Sanatın olduğu yerde mutlaka şüphe de vardır. Bunun bir bacağı da sahte olup olamayacağıdır. Paranın olduğu yerde, insan ahlakının bozuk olduğu yerde sahte tablo da olur. Bu 400 sene önce de yapılıyordu. Yaşayan sanatçıların da sahteleri yapılıyor. İnsan bilgili değilse, her şeyi alır. Bir boya laboratuarı kurmak için araştırma yaptık. Ancak galiba olamayacak. Bizdeki sanatçılar batıdakiler gibi bir boyayı alıp sürekli kullanmamışlar. Batıda bu işlere en sonunda bir eksper karar verir. Türkiye’de ekspertiz çok gelişmiş değil.
- Sanatta galerilerden çok müzayedelerin ön plana çıkması şikâyet konusu.

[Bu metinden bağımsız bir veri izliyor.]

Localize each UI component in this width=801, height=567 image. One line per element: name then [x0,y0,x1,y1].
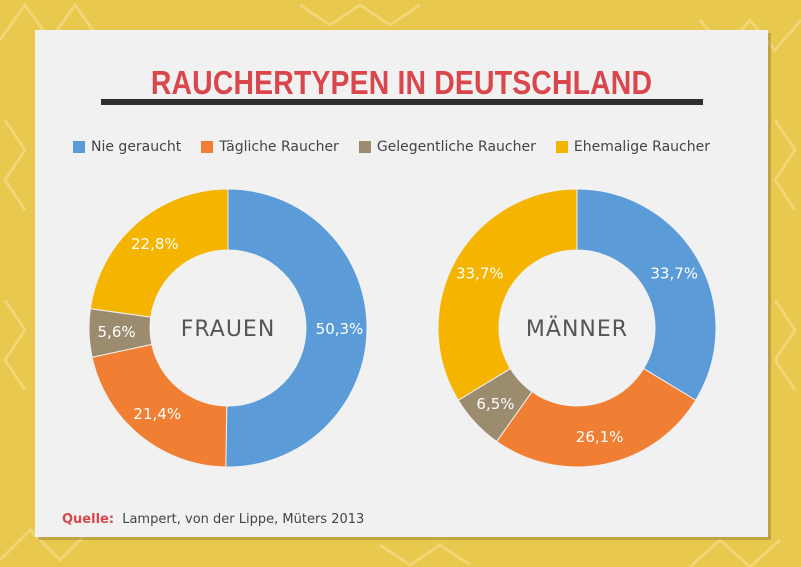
donut-charts: 50,3% 21,4% 5,6% 22,8% FRAUEN 33,7% 26,1% 6,5% 3… [88,188,717,468]
legend-swatch [201,141,214,153]
source-note: Quelle: Lampert, von der Lippe, Müters 2… [62,512,364,527]
slice-label: 33,7% [650,264,698,282]
donut-slice-maenner-1 [496,367,697,468]
legend-item-ehemalige-raucher: Ehemalige Raucher [555,139,710,155]
slice-label: 33,7% [456,264,504,282]
donut-center-label: MÄNNER [526,316,628,342]
donut-slice-maenner-0 [576,188,717,401]
legend-item-taegliche-raucher: Tägliche Raucher [201,139,339,155]
legend-swatch [358,141,371,153]
slice-label: 50,3% [316,320,364,338]
infographic-card: RAUCHERTYPEN IN DEUTSCHLAND Nie geraucht… [35,30,768,537]
source-label: Quelle: [62,512,115,527]
legend-swatch [555,141,568,153]
legend-label: Gelegentliche Raucher [376,139,536,155]
donut-slice-maenner-3 [437,188,578,401]
slice-label: 22,8% [131,235,179,253]
legend-label: Tägliche Raucher [219,139,339,155]
slice-label: 6,5% [476,395,514,413]
slice-label: 21,4% [133,405,181,423]
legend-label: Nie geraucht [91,139,182,155]
donut-slice-frauen-1 [91,343,228,468]
legend: Nie geraucht Tägliche Raucher Gelegentli… [73,138,710,156]
source-text: Lampert, von der Lippe, Müters 2013 [122,512,365,527]
donut-slice-frauen-0 [225,188,368,468]
slice-label: 5,6% [98,323,136,341]
slice-label: 26,1% [576,428,624,446]
legend-item-nie-geraucht: Nie geraucht [73,139,181,155]
legend-label: Ehemalige Raucher [573,139,710,155]
legend-item-gelegentliche-raucher: Gelegentliche Raucher [358,139,536,155]
chart-title: RAUCHERTYPEN IN DEUTSCHLAND [150,64,653,101]
donut-center-label: FRAUEN [181,317,276,342]
legend-swatch [73,141,85,153]
donut-slice-frauen-3 [89,188,229,318]
title-underline [101,99,703,105]
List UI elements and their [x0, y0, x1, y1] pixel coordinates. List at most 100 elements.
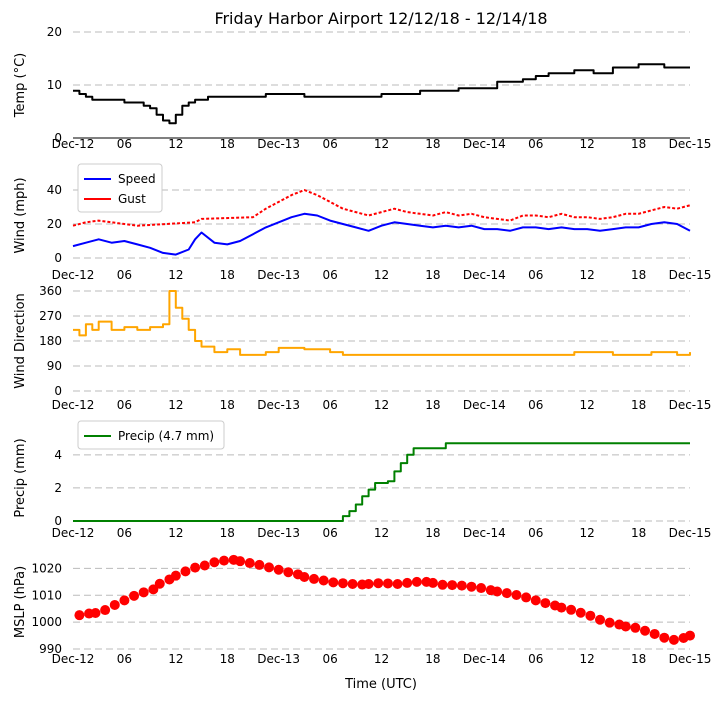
y-tick-label: 1000: [31, 615, 62, 629]
x-tick-label: 12: [374, 398, 389, 412]
data-point: [337, 578, 348, 589]
x-tick-label: 12: [374, 268, 389, 282]
y-tick-label: 990: [39, 642, 62, 656]
data-point: [566, 604, 577, 615]
legend: Precip (4.7 mm): [77, 420, 225, 450]
y-tick-label: 1010: [31, 588, 62, 602]
data-point: [530, 595, 541, 606]
x-tick-label: Dec-14: [463, 268, 506, 282]
y-tick-label: 0: [54, 251, 62, 265]
x-tick-label: 18: [425, 137, 440, 151]
x-tick-label: 06: [528, 652, 543, 666]
legend-label: Precip (4.7 mm): [118, 429, 214, 443]
data-point: [318, 575, 329, 586]
data-point: [328, 577, 339, 588]
data-point: [392, 579, 403, 590]
series-line-speed: [72, 212, 691, 256]
y-tick-label: 4: [54, 448, 62, 462]
data-point: [437, 579, 448, 590]
x-tick-label: 06: [117, 268, 132, 282]
x-tick-label: Dec-13: [257, 398, 300, 412]
y-tick-label: 10: [47, 78, 62, 92]
legend-label: Gust: [118, 192, 146, 206]
data-point: [501, 588, 512, 599]
x-tick-label: 12: [168, 652, 183, 666]
x-tick-label: 18: [631, 526, 646, 540]
x-tick-label: 06: [322, 137, 337, 151]
x-tick-label: 06: [528, 137, 543, 151]
data-point: [299, 572, 310, 583]
x-tick-label: 06: [528, 398, 543, 412]
y-axis-label: MSLP (hPa): [13, 566, 28, 638]
data-point: [90, 608, 101, 619]
x-tick-label: 06: [322, 268, 337, 282]
data-point: [283, 567, 294, 578]
x-tick-label: Dec-13: [257, 652, 300, 666]
x-tick-label: 12: [374, 652, 389, 666]
y-tick-label: 360: [39, 284, 62, 298]
x-tick-label: 12: [374, 526, 389, 540]
x-tick-label: Dec-15: [669, 137, 712, 151]
data-point: [235, 556, 246, 567]
y-tick-label: 20: [47, 25, 62, 39]
data-point: [640, 625, 651, 636]
x-tick-label: 18: [425, 268, 440, 282]
data-point: [604, 617, 615, 628]
x-tick-label: 18: [631, 137, 646, 151]
data-point: [620, 621, 631, 632]
data-point: [456, 580, 467, 591]
x-tick-label: 18: [220, 398, 235, 412]
chart-title: Friday Harbor Airport 12/12/18 - 12/14/1…: [214, 9, 547, 28]
data-point: [630, 622, 641, 633]
x-tick-label: Dec-12: [52, 137, 95, 151]
data-point: [685, 630, 695, 641]
data-point: [575, 607, 586, 618]
data-point: [74, 610, 85, 621]
x-tick-label: Dec-12: [52, 398, 95, 412]
x-tick-label: 12: [580, 652, 595, 666]
data-point: [190, 562, 201, 573]
legend-label: Speed: [118, 172, 156, 186]
data-point: [492, 586, 503, 597]
data-point: [138, 587, 149, 598]
x-tick-label: 18: [425, 526, 440, 540]
series-line-precip-4-7-mm-: [73, 442, 690, 522]
x-tick-label: 18: [631, 398, 646, 412]
x-tick-label: 06: [117, 652, 132, 666]
data-point: [476, 583, 487, 594]
x-tick-label: 18: [631, 268, 646, 282]
y-tick-label: 90: [47, 359, 62, 373]
panel-temperature: 0 10 20 Temp (°C) Dec-12 06 12 18 Dec-13 06 12 18 De…: [13, 25, 711, 151]
y-tick-label: 2: [54, 481, 62, 495]
series-line-temp: [73, 63, 690, 125]
panel-precipitation: 0 2 4 Precip (mm) Dec-12 06 12 18 Dec-13 06 12 18 De…: [13, 420, 711, 540]
x-tick-label: Dec-12: [52, 268, 95, 282]
data-point: [309, 573, 320, 584]
x-tick-label: 06: [322, 398, 337, 412]
data-point: [649, 628, 660, 639]
data-point: [154, 578, 165, 589]
x-tick-label: Dec-12: [52, 652, 95, 666]
series-line-direction: [73, 290, 691, 356]
x-tick-label: 06: [322, 652, 337, 666]
x-tick-label: 18: [425, 398, 440, 412]
panel-wind: 0 20 40 Wind (mph) Dec-12 06 12 18 Dec-13 06 12 18 D…: [13, 163, 712, 282]
y-axis-label: Temp (°C): [13, 53, 28, 119]
data-point: [521, 592, 532, 603]
x-tick-label: 18: [220, 137, 235, 151]
data-point: [219, 555, 230, 566]
x-tick-label: 12: [580, 526, 595, 540]
data-point: [347, 579, 358, 590]
x-tick-label: 06: [528, 526, 543, 540]
legend: Speed Gust: [77, 163, 163, 213]
data-point: [244, 558, 255, 569]
x-tick-label: Dec-14: [463, 652, 506, 666]
data-point: [427, 577, 438, 588]
data-point: [129, 590, 140, 601]
x-tick-label: 12: [580, 268, 595, 282]
x-tick-label: 18: [425, 652, 440, 666]
x-tick-label: Dec-15: [669, 268, 712, 282]
data-point: [100, 605, 111, 616]
data-point: [511, 590, 522, 601]
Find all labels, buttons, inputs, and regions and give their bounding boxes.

Müzayedelerin sanatı popüler kıldığı aşikar. Galeri sanatçıya yön verir. Müşteri bulur. Beklemeyi öğretir. Ancak bunun için kültür, iyi ilişkiler ve çok çalışmak lazım. Türkiye’de böyle gençler ve duayen galeriler var. Ancak sayıları çok değil. Müzayedeler biraz bu eksiklikler nedeniyle ön plana çıktı. Galeriler zamanında sanata çok sahip çıkamadı. Batıda da şimdi biraz müzayedeler ön planda ama bizde galeri ve koleksiyoner sayısına göre biraz çok oldu.

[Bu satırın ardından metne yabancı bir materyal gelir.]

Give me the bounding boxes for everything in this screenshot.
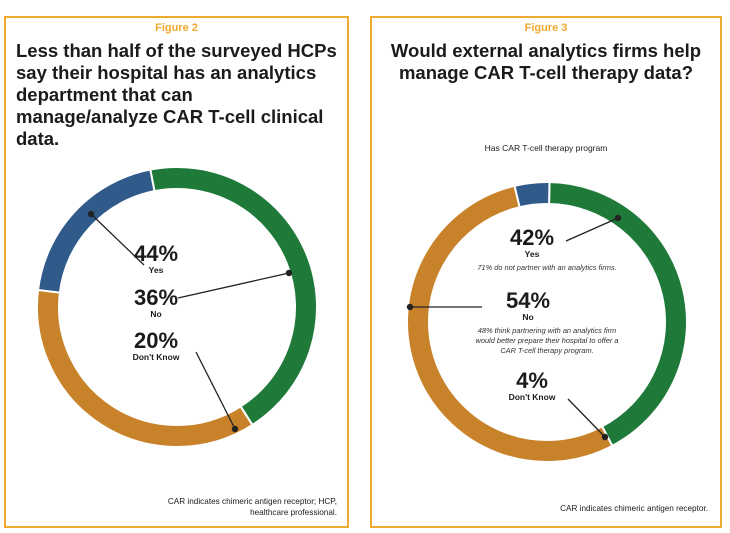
figure-3-leader-don-t-know	[567, 398, 606, 438]
figure-2-leader-dot-no	[285, 269, 293, 277]
figure-3-leader-dot-yes	[614, 214, 622, 222]
figure-2-leader-yes	[90, 213, 145, 266]
figure-2-slice-don-t-know	[36, 168, 156, 294]
figure-2-slice-no	[36, 288, 254, 448]
figure-3-note-yes: 71% do not partner with an analytics fir…	[477, 263, 616, 272]
figure-2-category-label-don-t-know: Don't Know	[133, 352, 180, 362]
figure-3-subtitle: Has CAR T-cell therapy program	[484, 143, 608, 153]
figure-3-category-label-yes: Yes	[525, 249, 540, 259]
figure-3-slice-yes	[548, 181, 688, 448]
figure-3-leader-dot-don-t-know	[601, 433, 609, 441]
figure-3-value-label-don-t-know: 4%	[516, 368, 548, 393]
figure-3-note-no: 48% think partnering with an analytics f…	[476, 326, 619, 355]
figure-2-leader-no	[177, 272, 290, 299]
figure-2-leader-dot-yes	[87, 210, 95, 218]
figure-3-leader-yes	[565, 217, 619, 242]
figure-2-donut-chart: 44%Yes 36%No 20%Don't Know	[36, 166, 318, 448]
figure-3-label: Figure 3	[524, 22, 568, 34]
figure-3-donut-chart: 42%Yes 71% do not partner with an analyti…	[406, 181, 688, 463]
figure-2-value-label-yes: 44%	[134, 241, 178, 266]
figure-3-category-label-no: No	[522, 312, 533, 322]
figure-3-panel: Figure 3 Would external analytics firms …	[370, 16, 722, 528]
figure-2-leader-don-t-know	[195, 351, 236, 430]
figure-3-value-label-yes: 42%	[510, 225, 554, 250]
figure-2-footnote: CAR indicates chimeric antigen receptor;…	[167, 497, 337, 517]
figure-2-label: Figure 2	[155, 22, 198, 34]
figure-3-category-label-don-t-know: Don't Know	[509, 392, 556, 402]
figure-2-value-label-don-t-know: 20%	[134, 328, 178, 353]
figure-2-panel: Figure 2 Less than half of the surveyed …	[4, 16, 349, 528]
figure-3-title: Would external analytics firms help mana…	[390, 40, 702, 83]
figure-3-footnote: CAR indicates chimeric antigen receptor.	[560, 504, 708, 513]
figure-2-leader-dot-don-t-know	[231, 425, 239, 433]
figure-2-value-label-no: 36%	[134, 285, 178, 310]
figure-3-slice-don-t-know	[513, 181, 551, 209]
figure-2-category-label-no: No	[150, 309, 161, 319]
figure-3-value-label-no: 54%	[506, 288, 550, 313]
figure-2-category-label-yes: Yes	[149, 265, 164, 275]
figure-3-leader-dot-no	[406, 303, 414, 311]
figure-2-title: Less than half of the surveyed HCPs say …	[16, 40, 337, 149]
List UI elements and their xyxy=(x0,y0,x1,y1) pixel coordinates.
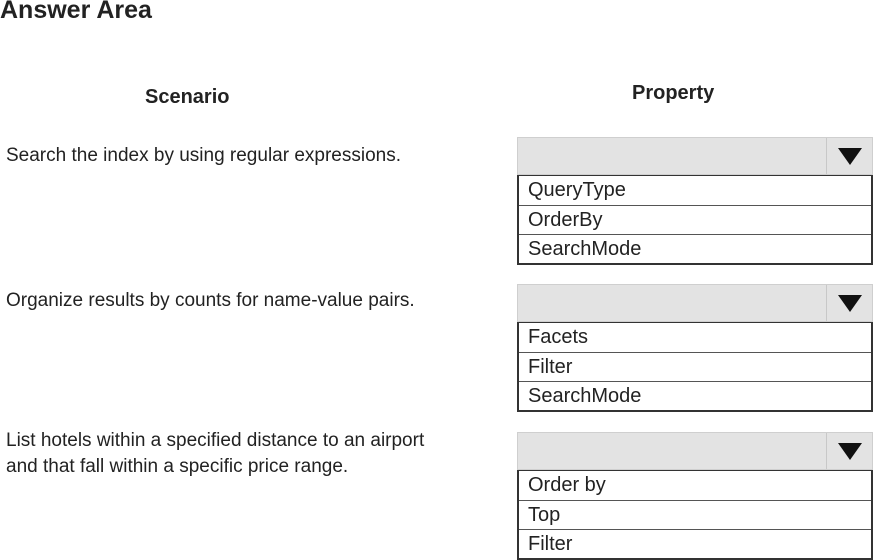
dropdown-option[interactable]: Facets xyxy=(528,326,589,348)
dropdown-options: Order by Top Filter xyxy=(517,470,873,560)
dropdown-option[interactable]: SearchMode xyxy=(519,234,871,263)
scenario-text: List hotels within a specified distance … xyxy=(6,430,425,451)
dropdown-option[interactable]: Filter xyxy=(519,352,871,381)
dropdown-option[interactable]: OrderBy xyxy=(519,205,871,234)
chevron-down-icon xyxy=(837,442,862,460)
dropdown-arrow-button[interactable] xyxy=(826,138,872,174)
property-dropdown-3: Order by Top Filter xyxy=(517,432,873,560)
page-title: Answer Area xyxy=(0,0,152,24)
dropdown-option[interactable]: QueryType xyxy=(528,179,626,201)
scenario-3: List hotels within a specified distance … xyxy=(6,428,424,480)
chevron-down-icon xyxy=(837,147,862,165)
dropdown-option[interactable]: Filter xyxy=(519,529,871,558)
dropdown-select[interactable] xyxy=(517,137,873,175)
dropdown-option[interactable]: Order by xyxy=(528,474,606,496)
property-dropdown-1: QueryType OrderBy SearchMode xyxy=(517,137,873,265)
scenario-text: and that fall within a specific price ra… xyxy=(6,456,349,477)
scenario-text: Search the index by using regular expres… xyxy=(6,145,402,166)
scenario-2: Organize results by counts for name-valu… xyxy=(6,288,415,314)
scenario-header: Scenario xyxy=(145,86,230,108)
dropdown-select[interactable] xyxy=(517,284,873,322)
property-dropdown-2: Facets Filter SearchMode xyxy=(517,284,873,412)
dropdown-option[interactable]: SearchMode xyxy=(519,381,871,410)
dropdown-arrow-button[interactable] xyxy=(826,285,872,321)
dropdown-options: Facets Filter SearchMode xyxy=(517,322,873,412)
scenario-text: Organize results by counts for name-valu… xyxy=(6,290,415,311)
dropdown-select[interactable] xyxy=(517,432,873,470)
dropdown-option[interactable]: Top xyxy=(519,500,871,529)
dropdown-arrow-button[interactable] xyxy=(826,433,872,469)
chevron-down-icon xyxy=(837,294,862,312)
property-header: Property xyxy=(632,82,715,104)
dropdown-options: QueryType OrderBy SearchMode xyxy=(517,175,873,265)
scenario-1: Search the index by using regular expres… xyxy=(6,143,401,169)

- Yeni piyasaya çıkan genç sanatçıları nasıl buluyorsunuz?
Genç sanatçılar konusunda fevkalade umutluyum. Ancak onlar için müzayedeler çok erken. Doğrusu, bir sanatçının eseri galeriden alınır. Çünkü sanatçı sergi açtığında bir söylemi vardır. Bu roman yazmaya benzer. Ancak bir sözünüz varsa yeni sergi açarsanız. Yoksa kendini tekrarlamak gibi olur açtığınız sergiler. Bana göre müzayedelerde yaşayan sanatçıların, kabul görmüş sanatçıların eserlerinin satılması sanat piyasasını harekete geçiriyor. Genç sanatçıların müzayedelere katılması çok riskli. Bu biraz kendi ayağıma kurşun sıkmaya benziyor ama esas itibariyle çağdaş resim sergilerden alınır.
- Türkiye’de Eczacıbaşı ve Sabancı ailesi dışında en meraklı koleksiyonerler kimler?

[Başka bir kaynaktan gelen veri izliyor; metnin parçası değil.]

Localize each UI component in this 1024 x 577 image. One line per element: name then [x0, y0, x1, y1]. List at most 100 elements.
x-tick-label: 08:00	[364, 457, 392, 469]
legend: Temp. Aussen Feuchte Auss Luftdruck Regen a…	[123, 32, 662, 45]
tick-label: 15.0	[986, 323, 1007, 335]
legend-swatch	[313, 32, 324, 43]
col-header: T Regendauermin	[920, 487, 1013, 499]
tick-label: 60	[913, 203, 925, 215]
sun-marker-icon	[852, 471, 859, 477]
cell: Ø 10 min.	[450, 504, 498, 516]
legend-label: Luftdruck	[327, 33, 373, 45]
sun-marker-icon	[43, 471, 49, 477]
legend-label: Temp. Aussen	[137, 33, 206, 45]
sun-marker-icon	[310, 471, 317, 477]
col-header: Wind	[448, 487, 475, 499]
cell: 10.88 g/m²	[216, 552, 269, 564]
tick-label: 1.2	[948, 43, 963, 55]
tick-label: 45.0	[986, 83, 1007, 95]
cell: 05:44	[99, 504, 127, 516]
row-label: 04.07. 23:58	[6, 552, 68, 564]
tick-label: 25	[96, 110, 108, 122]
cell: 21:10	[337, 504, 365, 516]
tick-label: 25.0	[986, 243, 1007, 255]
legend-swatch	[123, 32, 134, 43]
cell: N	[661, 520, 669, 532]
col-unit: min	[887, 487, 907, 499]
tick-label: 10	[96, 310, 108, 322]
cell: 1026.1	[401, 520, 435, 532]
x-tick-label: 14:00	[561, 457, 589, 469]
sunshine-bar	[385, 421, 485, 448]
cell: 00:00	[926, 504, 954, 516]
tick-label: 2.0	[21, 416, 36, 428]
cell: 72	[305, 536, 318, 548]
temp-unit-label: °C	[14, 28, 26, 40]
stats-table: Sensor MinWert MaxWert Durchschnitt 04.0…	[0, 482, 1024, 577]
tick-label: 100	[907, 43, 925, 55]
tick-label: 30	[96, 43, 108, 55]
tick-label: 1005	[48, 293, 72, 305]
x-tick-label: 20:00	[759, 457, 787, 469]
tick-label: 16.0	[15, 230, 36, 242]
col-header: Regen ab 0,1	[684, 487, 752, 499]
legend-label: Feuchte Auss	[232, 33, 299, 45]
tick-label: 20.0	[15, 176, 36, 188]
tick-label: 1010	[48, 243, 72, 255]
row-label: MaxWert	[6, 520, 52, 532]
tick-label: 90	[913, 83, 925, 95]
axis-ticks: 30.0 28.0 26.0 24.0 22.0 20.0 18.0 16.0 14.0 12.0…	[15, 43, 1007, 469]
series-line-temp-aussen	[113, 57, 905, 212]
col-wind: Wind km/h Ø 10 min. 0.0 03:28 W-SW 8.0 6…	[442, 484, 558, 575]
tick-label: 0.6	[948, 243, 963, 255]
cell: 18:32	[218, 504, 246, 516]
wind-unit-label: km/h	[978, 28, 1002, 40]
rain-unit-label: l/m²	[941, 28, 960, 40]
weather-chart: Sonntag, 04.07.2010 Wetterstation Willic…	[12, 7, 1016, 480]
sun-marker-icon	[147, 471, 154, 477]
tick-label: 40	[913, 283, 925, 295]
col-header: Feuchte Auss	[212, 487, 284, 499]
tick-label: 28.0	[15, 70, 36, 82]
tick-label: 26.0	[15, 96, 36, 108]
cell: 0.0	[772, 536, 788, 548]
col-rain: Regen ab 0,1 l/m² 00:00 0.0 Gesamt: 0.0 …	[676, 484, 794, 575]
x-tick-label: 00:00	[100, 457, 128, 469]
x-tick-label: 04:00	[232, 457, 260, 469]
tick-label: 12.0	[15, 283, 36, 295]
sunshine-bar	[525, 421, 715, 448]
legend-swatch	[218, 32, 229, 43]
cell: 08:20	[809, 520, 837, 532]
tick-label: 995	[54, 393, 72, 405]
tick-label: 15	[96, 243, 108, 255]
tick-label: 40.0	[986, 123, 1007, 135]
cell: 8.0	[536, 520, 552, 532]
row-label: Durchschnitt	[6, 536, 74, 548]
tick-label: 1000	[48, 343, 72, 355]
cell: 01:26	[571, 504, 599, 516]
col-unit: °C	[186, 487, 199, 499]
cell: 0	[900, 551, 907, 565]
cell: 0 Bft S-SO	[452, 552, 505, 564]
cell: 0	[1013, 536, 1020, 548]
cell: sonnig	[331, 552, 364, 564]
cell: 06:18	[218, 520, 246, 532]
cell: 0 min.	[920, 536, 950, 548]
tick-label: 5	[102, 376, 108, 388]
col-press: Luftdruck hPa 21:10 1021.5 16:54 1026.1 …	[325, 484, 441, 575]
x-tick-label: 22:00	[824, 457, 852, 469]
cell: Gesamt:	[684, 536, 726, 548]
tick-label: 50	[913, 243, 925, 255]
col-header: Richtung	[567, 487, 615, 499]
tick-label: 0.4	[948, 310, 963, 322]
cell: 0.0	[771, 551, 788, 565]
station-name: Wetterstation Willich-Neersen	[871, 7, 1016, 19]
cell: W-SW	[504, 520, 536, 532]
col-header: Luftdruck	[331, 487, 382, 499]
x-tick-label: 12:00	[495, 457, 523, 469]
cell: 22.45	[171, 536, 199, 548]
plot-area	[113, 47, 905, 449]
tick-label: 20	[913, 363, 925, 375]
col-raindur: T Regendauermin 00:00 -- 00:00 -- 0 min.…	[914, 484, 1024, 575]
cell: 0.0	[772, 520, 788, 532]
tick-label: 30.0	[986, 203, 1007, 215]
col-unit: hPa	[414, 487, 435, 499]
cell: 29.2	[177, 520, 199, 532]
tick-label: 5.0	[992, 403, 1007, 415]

Erdoğan Demirören büyük bir koleksiyoner. Müthiş bir sanat aşkı var. Sanatın arkasından koşar. Fevkalade gözü olan Kemal Bilginsoy ve Mustafa Taviloğlu var. Murat Ülker’in de Türk sanatına büyük katkısı olacak. Cengiz Çetindoğan’ın da koleksiyonu büyük. Özel müze de kuracak. Can Has, Asım Kibar, İbrahim İper de bildiğim, iyi koleksiyonu olan isimler.

Haberin Devamı

‘İş dünyası şehir müzesi için güç birleştirsin’
- İş dünyasında özel müze merakı var. ‘Küçük olsun, benim olsun’ anlayışı yerine güçler birleştirilemez mi?
Sermaye yeni büyüyor. Sermaye sahipleri dünyayı geziyor. Konuştukları işadamlarının koleksiyonlarını görüp etkileniyorlar. Yeterince sanat eseriniz yoksa, müzeyi besleyemeyecekseniz, iyi yerde müze kuramayacaksanız, özel müze yapımını hiç tavsiye etmem. New York Metropolitan Müzesi ve MOMA gibi şehir müzelerinde eserlerin altında kimin bağışladığı yazar. Genelde eserler şehir müzelerine bağışlanır. Bizim de bu meseleyi aşmamız lazım. Güçlerin yan yana gelmesiyle daha büyük güç olunacağını bilen bir kişiyim. Ufak ufak tarlaları sürerek, gücü boşa harcamış olursunuz.
- Devlet katının sanata ilgisi nasıl?
Ben Hayrünnisa Gül Hanım’ın sanata çok meraklı olduğunu gayet iyi biliyorum. Kendisiyle sanat konusunda uzun uzun konuşmalarımız oldu.